Now, the critical part: the server certificate. Notice the hosts field. This is NOT the CN; it’s the SAN list. Put every DNS name and IP address anyone might use to connect to this etcd server. Yes, even the load balancer IP. Yes, even the pod IP if it’s running in Kubernetes. Be exhaustive.

// server-csr.json
{
  "CN": "etcd-server",
  "hosts": [
    "localhost",
    "127.0.0.1",
    "etcd-prod.internal",
    "10.0.1.10",
    "10.32.0.1"
  ],
  "key": {
    "algo": "rsa",
    "size": 2048
  },
  "names": [
    {
      "C": "US",
      "L": "Austin",
      "O": "etcd",
      "OU": "Cluster Prod",
      "ST": "Texas"
    }
  ]
}

Generate the server cert, signed by our CA:

cfssl gencert -ca=ca.pem -ca-key=ca-key.pem -config=ca-config.json -profile=server server-csr.json | cfssljson -bare server

Repeat the process for a client certificate (e.g., for the API server).
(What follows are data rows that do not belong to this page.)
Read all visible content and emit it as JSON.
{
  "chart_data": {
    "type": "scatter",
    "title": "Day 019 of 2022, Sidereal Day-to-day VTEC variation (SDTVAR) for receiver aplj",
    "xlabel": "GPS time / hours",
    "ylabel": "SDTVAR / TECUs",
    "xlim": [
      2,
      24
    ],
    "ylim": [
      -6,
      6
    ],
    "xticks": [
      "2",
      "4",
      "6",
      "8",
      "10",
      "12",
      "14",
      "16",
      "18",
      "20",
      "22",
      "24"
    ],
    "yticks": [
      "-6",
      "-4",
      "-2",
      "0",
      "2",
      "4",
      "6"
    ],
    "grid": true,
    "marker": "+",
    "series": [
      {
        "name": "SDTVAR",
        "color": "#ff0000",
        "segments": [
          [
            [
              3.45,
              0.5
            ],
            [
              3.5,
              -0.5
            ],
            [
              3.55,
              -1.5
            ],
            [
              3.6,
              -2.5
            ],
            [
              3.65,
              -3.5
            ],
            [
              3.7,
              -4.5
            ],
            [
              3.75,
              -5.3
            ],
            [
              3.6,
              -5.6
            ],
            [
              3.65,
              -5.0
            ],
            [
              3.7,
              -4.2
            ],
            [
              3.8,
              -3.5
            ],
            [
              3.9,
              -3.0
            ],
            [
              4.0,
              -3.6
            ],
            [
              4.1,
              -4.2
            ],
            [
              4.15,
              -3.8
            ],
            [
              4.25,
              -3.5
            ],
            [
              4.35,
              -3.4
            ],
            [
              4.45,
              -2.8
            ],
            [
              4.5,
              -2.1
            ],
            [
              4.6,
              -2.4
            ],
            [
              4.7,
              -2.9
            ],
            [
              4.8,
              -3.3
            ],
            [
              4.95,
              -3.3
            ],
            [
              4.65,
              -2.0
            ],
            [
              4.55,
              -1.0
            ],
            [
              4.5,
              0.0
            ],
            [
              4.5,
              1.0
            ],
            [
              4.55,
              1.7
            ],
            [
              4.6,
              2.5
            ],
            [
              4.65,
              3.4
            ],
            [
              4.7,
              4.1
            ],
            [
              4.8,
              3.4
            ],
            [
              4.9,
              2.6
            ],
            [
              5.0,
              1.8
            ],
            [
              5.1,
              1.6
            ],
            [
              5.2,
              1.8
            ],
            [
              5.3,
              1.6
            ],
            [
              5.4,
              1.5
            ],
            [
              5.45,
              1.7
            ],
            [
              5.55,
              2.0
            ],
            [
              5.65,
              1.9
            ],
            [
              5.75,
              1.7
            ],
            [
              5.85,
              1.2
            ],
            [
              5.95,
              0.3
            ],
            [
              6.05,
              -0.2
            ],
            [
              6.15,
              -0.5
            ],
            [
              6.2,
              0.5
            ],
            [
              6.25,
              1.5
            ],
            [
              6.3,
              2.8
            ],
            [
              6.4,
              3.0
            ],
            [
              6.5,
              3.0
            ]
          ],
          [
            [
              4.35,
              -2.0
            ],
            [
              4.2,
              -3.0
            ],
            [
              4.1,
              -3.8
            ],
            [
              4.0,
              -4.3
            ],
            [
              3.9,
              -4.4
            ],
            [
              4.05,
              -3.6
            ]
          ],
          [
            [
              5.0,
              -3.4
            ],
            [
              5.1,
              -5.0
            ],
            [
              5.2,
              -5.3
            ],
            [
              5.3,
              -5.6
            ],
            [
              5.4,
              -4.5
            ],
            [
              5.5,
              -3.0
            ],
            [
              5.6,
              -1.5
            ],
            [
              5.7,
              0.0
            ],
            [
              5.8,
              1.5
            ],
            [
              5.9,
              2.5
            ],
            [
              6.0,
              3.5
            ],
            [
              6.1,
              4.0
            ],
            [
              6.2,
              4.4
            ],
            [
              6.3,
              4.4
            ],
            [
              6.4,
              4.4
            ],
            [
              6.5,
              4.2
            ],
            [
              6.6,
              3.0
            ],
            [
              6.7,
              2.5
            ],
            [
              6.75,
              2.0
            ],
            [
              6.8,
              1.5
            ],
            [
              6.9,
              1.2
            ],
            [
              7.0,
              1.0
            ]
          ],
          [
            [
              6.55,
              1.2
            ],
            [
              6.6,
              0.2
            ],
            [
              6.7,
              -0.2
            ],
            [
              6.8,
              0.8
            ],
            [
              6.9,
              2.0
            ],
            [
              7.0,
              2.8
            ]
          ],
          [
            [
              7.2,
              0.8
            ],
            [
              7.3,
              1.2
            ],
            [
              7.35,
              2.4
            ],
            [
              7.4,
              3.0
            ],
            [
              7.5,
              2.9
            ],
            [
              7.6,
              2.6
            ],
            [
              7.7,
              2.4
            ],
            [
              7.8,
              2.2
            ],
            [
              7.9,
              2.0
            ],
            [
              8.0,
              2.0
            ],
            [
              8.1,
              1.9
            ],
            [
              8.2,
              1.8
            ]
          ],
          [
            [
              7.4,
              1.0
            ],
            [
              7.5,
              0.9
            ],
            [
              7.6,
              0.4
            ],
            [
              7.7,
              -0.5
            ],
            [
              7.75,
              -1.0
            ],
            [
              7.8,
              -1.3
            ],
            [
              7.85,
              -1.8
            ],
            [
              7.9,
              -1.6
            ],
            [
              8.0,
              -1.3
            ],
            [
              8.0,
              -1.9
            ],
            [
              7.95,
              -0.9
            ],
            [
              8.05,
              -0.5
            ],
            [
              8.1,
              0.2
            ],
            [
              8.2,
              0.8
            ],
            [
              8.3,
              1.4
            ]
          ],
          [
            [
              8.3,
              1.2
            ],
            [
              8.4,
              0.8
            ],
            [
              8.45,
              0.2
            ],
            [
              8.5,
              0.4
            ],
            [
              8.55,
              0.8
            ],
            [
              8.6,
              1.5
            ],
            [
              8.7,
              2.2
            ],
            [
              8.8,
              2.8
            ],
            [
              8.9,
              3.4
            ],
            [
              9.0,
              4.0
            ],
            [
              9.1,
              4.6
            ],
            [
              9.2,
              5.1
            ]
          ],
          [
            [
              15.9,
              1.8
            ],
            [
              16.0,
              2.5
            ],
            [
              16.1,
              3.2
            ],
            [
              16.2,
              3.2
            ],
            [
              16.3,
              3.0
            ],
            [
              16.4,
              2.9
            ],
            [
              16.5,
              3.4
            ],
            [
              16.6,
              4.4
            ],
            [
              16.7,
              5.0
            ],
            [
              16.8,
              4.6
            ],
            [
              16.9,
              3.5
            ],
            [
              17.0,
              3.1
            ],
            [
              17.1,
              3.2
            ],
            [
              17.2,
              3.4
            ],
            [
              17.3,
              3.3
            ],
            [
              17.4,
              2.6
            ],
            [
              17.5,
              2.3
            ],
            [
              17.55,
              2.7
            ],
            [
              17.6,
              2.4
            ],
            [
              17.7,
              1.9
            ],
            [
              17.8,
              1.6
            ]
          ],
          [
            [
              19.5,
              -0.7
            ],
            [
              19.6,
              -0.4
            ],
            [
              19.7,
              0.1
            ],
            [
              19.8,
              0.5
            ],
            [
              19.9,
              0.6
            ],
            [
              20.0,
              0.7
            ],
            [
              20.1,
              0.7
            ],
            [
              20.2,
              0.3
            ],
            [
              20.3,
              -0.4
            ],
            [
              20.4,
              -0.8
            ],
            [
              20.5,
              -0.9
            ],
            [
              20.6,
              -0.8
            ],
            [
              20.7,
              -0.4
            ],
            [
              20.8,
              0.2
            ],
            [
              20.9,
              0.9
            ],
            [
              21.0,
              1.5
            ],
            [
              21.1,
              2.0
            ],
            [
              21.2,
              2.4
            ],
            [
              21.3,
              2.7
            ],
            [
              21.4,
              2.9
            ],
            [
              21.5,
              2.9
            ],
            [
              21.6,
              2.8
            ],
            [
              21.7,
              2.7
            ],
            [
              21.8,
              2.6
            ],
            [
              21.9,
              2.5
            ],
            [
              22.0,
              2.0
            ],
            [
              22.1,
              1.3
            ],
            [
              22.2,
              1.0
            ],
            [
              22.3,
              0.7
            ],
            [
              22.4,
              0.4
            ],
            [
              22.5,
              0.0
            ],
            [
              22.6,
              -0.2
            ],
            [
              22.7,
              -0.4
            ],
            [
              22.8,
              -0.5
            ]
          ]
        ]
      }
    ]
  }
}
The key difference is the profile (server vs client) and the hosts field is often omitted or minimal for clients, as we’re authenticating an identity, not a specific network location.

cfssl gencert -ca=ca.pem -ca-key=ca-key.pem -config=ca-config.json -profile=client client-csr.json | cfssljson -bare client

Configuring etcd to Use Them

Now, you start etcd with the flags that make all this magic (and pain) happen. The designers chose flags over a config file for a long time, so we’ll roll with it.

etcd \\
  --name my-etcd \\
  --data-dir /var/lib/etcd \\
  --listen-client-urls https://10.0.1.10:2379 \\
  --advertise-client-urls https://etcd-prod.internal:2379 \\
  --cert-file=/etc/etcd/ssl/server.pem \\
  --key-file=/etc/etcd/ssl/server-key.pem \\
  --client-cert-auth \\
  --trusted-ca-file=/etc/etcd/ssl/ca.pem \\
  --auto-tls=false

Let’s break down the security-specific flags:

  • --cert-file and --key-file: etcd’s own server certificate.
  • --client-cert-auth: This is the big one. It enables client certificate authentication. Without this, etcd will encrypt traffic but not authenticate clients.
  • --trusted-ca-file: The CA file etcd uses to verify whether a presented client certificate is legitimate. Any cert signed by this CA is allowed in.

Connecting with etcdctl (Without Pulling Your Hair Out)

This is where 90% of people get stuck. You’ve set it all up, you try to connect, and you get a cryptic error. The etcdctl command needs the same trio of files to authenticate to the server.

# The WRONG way (will fail with an auth error)
ETCDCTL_API=3 etcdctl --endpoints=https://etcd-prod.internal:2379 get / --prefix

# The RIGHT way
ETCDCTL_API=3 etcdctl \\
  --endpoints=https://etcd-prod.internal:2379 \\
  --cacert=/path/to/ca.pem \\
  --cert=/path/to/client.pem \\
  --key=/path/to/client-key.pem \\
  get / --prefix

If you get a connection refused, check your firewall. If you get a certificate error, triple-check those SANs in your server cert. If you get an authentication error, ensure your client cert was signed by the CA that etcd trusts.

Best Practices and Rough Edges

  • Separate CAs for Client vs Peer Traffic: For a production cluster, you should use different CAs for client authentication and peer-to-peer communication between etcd nodes. This limits the blast radius if one key is compromised. It’s more work, but it’s the right thing to do.
  • Certificate Rotation: This is the real nightmare. Kubernetes needs to talk to etcd to function, so rotating these certs requires a carefully orchestrated dance of updating the API server flags and the etcd configuration, often in a rolling fashion. Do not wait until they’re about to expire to practice this.
  • etcdctl Wrappers: The command-line flags are verbose and annoying. Use environment variables (ETCDCTL_ENDPOINTS, ETCDCTL_CACERT, ETCDCTL_CERT, ETCDCTL_KEY) or better yet, a shell alias or script to save your sanity.
  • Honesty Time: The etcd team’s documentation on this is technically accurate but often assumes a level of PKI fluency that most of us don’t have at 3 AM during an outage. It’s okay to find this confusing. The system is complex because the problem is hard. The payoff, however, is a cluster that doesn’t leak all its secrets to the world. Worth it.